I do, however, believe in being grateful for the opportunities and experiences that shape us, so I can take a moment to celebrate that spirit of Thanksgiving. It’s been a huge year for me, and I have so very much to be grateful for. I’m too often one for schmaltz, so I will try and keep it short n’ simple this time around. Here’s what I am thankful for:

  • EmploymentI realize I am exceptionally lucky to be gainfully employed in my career field. I stumbled into a journalism job, and it allows me to write everyday. Self-expression, y’all. I also have the unique pleasure of serving and occasionally managing in a delightful little restaurant with people I can stand to be around. Can’t ask for much more.
  • Family. I couldn’t have expected two years ago, hell, even last year, that this would make my list, but I’ve been changing my tune as of late. Between a relationship with my family that can only be described as “under construction” and a relationship with B’s family that can be categorized as “complicated,” family remains a strange conceit. But it’s wonderful to have a place to go to for holidays, to spend Sunday night spaghetti dinners with, to call for rides home and to begin to understand familial love again.
  • The Bear. Of all the things to be thankful for, this guy, he tops my list. I tell him sometimes that he saved my life, and while it’s trite, it’s also true. I don’t want to air all of our lovey-doviness on this forum, but suffice to say, I love him.
  • Freedom and flexibility. My full-time j-gig allows me to work with a great deal of flexibility, both from home and with a great deal of say over content. I’m awful young to have that sort of agency, and I’m creating opportunities to write about the things I’m passionate about, even if it’s not from the most ideal perspective.
  • Friendship. The opportunities for friendship lessen as I grow older, so the ones I still get are nice reprieves. Trivia Tuesday, Hangouts with Hanna and the like remind me of all the good in the world.
  • The Barenaked Ladies. Because.
  • Coca Cola. Some things never change.
  • Financial freedom. I am not, by any stretch of the imagination, wealthy. But I finally make enough to live comfortably within my means. And that’s enough for now.
  • The future. And the fact that I still have one.

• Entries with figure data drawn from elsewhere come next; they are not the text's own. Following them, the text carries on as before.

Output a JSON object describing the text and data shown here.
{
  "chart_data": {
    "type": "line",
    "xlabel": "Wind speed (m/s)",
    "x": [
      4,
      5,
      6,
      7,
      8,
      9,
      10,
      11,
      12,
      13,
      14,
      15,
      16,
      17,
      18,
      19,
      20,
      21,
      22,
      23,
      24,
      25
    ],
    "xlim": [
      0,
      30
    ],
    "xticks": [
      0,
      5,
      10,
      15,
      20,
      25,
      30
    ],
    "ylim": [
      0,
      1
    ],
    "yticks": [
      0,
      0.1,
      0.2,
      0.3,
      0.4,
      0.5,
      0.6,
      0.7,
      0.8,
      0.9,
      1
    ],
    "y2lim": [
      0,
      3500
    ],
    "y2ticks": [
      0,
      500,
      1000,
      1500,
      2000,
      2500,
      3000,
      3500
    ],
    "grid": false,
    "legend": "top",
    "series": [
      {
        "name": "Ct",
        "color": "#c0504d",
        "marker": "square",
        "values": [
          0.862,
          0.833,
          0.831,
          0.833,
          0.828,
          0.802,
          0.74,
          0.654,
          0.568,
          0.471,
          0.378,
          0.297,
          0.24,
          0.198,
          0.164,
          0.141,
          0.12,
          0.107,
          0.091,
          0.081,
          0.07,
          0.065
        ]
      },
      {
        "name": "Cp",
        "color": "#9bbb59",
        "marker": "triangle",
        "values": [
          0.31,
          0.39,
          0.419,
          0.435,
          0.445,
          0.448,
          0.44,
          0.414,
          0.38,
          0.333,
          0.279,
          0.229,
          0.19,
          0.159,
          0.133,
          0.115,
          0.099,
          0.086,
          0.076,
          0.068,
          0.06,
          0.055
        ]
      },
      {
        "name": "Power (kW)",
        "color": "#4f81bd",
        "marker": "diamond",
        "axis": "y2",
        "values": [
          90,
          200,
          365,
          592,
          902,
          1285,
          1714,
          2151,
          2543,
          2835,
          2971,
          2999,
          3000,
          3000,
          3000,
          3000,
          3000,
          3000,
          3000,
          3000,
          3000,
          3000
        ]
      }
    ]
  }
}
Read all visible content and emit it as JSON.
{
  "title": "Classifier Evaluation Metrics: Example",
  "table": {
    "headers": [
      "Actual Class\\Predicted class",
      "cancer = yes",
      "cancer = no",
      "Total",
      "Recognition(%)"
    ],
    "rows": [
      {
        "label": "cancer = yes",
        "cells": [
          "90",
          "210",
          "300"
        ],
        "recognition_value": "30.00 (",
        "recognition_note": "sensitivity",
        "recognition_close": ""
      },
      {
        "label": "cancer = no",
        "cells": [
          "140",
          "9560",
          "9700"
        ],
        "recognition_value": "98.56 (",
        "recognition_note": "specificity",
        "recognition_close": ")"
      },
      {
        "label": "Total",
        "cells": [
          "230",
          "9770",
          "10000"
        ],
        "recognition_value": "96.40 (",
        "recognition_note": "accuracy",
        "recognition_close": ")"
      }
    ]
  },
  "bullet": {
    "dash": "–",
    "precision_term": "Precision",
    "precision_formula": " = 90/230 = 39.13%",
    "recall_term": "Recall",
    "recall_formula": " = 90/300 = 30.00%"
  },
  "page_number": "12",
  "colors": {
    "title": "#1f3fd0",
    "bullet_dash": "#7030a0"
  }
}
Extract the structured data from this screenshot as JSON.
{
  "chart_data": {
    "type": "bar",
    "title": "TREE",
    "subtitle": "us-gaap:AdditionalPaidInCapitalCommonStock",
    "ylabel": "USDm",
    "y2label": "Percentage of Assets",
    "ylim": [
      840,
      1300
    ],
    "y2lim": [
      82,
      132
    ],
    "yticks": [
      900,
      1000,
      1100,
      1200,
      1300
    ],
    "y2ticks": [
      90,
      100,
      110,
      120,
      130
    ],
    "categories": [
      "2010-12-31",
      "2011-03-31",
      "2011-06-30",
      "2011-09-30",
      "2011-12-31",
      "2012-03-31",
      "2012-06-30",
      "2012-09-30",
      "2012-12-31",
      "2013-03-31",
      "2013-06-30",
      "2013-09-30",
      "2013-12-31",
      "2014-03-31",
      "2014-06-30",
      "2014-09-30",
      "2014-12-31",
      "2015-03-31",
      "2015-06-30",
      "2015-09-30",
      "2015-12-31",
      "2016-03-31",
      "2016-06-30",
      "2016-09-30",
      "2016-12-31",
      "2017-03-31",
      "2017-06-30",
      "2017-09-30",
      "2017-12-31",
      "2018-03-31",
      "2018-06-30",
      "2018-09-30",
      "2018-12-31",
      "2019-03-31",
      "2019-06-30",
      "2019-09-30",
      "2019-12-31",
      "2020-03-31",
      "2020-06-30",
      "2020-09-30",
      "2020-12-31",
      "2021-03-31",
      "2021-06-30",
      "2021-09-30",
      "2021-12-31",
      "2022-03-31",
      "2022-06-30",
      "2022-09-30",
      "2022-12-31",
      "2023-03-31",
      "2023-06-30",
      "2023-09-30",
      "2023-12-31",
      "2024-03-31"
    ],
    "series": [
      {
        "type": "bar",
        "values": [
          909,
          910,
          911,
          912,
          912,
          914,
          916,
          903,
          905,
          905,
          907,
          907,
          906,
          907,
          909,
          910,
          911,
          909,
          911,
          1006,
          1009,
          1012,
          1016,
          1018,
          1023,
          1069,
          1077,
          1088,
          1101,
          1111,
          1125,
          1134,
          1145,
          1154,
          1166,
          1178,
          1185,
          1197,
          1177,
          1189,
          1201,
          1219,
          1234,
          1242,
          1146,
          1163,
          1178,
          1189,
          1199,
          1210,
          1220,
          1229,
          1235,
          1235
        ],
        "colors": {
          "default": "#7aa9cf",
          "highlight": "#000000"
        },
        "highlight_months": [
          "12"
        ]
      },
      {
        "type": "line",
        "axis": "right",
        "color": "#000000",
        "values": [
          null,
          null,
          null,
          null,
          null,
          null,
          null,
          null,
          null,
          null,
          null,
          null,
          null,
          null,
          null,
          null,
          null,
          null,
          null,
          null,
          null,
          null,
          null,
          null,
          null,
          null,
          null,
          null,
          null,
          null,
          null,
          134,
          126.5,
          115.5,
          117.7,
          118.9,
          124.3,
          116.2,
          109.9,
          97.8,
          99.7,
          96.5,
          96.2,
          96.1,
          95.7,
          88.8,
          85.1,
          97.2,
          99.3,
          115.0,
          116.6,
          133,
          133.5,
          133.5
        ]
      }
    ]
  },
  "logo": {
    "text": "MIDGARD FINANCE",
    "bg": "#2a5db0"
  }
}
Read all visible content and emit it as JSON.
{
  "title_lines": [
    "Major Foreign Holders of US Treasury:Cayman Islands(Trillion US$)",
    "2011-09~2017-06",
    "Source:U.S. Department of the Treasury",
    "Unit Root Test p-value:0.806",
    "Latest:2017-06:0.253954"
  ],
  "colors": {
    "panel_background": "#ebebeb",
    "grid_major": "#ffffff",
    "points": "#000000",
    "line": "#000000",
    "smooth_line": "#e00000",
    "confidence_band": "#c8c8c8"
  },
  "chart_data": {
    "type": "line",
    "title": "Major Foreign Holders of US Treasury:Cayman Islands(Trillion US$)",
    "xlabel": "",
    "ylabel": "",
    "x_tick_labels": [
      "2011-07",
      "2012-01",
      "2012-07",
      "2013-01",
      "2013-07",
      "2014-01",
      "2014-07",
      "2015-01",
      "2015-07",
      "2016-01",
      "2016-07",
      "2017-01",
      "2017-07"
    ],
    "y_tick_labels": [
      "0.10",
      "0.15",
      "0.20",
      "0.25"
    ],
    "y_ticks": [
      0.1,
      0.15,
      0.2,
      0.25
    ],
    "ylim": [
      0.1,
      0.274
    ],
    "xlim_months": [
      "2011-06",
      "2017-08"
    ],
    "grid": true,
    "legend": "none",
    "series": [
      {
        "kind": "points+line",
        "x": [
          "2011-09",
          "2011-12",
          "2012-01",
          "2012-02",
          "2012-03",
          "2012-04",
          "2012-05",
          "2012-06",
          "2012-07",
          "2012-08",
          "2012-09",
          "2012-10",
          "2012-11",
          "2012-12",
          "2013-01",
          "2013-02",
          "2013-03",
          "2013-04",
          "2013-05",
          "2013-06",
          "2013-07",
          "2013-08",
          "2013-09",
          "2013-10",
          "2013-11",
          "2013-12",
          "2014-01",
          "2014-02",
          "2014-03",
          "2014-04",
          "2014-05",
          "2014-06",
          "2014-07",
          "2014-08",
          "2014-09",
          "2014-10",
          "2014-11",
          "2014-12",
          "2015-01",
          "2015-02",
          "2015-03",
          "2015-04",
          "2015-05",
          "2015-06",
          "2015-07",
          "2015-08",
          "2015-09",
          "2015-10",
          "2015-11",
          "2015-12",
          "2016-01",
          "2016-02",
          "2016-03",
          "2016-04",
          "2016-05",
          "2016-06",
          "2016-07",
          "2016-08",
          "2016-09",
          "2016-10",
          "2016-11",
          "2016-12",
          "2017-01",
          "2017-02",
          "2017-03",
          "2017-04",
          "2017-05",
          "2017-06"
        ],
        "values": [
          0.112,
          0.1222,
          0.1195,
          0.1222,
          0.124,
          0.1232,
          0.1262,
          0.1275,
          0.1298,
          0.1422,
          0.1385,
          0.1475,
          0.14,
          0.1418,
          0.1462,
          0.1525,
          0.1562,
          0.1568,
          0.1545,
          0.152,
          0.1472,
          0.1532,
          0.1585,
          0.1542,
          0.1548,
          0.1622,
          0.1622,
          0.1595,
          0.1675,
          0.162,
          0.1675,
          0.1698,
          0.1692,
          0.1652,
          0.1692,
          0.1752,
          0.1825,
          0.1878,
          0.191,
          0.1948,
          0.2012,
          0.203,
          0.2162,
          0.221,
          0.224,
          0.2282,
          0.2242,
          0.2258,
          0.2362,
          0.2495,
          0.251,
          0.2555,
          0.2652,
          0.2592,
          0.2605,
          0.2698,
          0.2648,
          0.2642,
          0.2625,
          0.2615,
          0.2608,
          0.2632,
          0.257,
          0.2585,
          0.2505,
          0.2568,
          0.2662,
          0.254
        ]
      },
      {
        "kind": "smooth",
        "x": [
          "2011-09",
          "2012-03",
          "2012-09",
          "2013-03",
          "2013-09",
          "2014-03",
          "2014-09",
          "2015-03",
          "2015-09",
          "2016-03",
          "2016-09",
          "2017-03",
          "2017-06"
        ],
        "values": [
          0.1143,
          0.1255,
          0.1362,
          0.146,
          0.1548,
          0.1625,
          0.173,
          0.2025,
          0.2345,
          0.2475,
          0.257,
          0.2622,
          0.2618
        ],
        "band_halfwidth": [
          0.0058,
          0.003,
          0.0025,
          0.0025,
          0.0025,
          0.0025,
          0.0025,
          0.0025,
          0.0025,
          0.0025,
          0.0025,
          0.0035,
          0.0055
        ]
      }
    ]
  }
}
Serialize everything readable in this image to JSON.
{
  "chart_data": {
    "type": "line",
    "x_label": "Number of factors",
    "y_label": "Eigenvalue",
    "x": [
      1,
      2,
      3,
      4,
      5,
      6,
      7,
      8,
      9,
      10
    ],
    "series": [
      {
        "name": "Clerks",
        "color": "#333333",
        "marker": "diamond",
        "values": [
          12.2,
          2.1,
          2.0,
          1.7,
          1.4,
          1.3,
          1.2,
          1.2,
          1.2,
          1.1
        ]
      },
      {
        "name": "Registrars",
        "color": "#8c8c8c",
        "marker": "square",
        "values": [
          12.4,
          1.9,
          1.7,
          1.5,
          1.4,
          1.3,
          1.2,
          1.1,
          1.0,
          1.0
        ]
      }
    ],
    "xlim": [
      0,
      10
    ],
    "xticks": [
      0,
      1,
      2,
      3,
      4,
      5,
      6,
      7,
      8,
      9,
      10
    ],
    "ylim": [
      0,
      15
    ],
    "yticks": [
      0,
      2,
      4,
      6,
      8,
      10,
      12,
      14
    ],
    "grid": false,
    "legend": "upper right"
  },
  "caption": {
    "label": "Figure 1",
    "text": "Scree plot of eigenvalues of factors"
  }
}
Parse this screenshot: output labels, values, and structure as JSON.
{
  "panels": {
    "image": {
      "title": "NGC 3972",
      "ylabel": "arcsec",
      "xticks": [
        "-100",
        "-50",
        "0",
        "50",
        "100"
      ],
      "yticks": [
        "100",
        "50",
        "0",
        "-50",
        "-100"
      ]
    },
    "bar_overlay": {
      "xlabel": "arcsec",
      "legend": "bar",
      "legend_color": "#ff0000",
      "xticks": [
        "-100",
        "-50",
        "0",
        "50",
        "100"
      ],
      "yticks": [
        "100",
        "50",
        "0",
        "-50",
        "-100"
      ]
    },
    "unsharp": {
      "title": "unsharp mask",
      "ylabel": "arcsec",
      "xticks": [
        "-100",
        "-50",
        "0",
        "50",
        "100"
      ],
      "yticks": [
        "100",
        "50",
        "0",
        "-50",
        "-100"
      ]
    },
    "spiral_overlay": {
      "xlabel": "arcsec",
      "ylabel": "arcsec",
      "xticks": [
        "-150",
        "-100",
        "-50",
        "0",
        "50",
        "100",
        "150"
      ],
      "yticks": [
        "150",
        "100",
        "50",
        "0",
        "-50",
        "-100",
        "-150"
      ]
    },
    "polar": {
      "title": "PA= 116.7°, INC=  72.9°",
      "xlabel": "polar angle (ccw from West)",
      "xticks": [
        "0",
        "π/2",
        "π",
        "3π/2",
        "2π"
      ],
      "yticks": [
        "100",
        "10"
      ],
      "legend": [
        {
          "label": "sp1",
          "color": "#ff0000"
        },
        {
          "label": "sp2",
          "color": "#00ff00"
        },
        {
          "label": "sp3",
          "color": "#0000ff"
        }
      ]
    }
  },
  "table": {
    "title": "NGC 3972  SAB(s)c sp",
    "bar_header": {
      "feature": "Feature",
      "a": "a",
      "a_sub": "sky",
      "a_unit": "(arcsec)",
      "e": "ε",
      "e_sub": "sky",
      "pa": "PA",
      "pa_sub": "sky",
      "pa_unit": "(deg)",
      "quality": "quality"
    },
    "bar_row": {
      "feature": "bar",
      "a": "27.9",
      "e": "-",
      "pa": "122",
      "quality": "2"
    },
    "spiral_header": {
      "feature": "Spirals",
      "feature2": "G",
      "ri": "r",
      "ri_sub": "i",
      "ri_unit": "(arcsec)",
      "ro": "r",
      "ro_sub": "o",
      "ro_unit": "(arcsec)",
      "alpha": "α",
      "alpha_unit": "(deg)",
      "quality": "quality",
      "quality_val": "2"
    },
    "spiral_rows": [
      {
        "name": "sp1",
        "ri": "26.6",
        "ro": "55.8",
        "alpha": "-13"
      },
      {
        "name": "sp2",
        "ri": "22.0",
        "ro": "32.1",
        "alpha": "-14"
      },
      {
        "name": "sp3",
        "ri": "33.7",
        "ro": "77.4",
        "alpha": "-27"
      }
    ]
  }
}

Finally, I am thankful to you, the reader, the friend, the World Wide Web visitor. A long post, I know, and great kudos to you if you read ’til the end. If you did, please also check out this story I wrote for the magazine on the proliferation of Molly. I’ll owe you one. And a Keevan always repays her debts.

Happy Thanksgiving, folks, and happy Hanukkah to you. Wishing you a happy and healthy holiday season.

*I couldn’t find quite the adjective to use here. For any longtime readers, you may recall I was in a serious relationship for the great majority of college, and the rest was marred by the devastation I felt after its demise. I consider this one different in a lot of ways, not the least of which that this is exceedingly healthier, happier and generally more mature.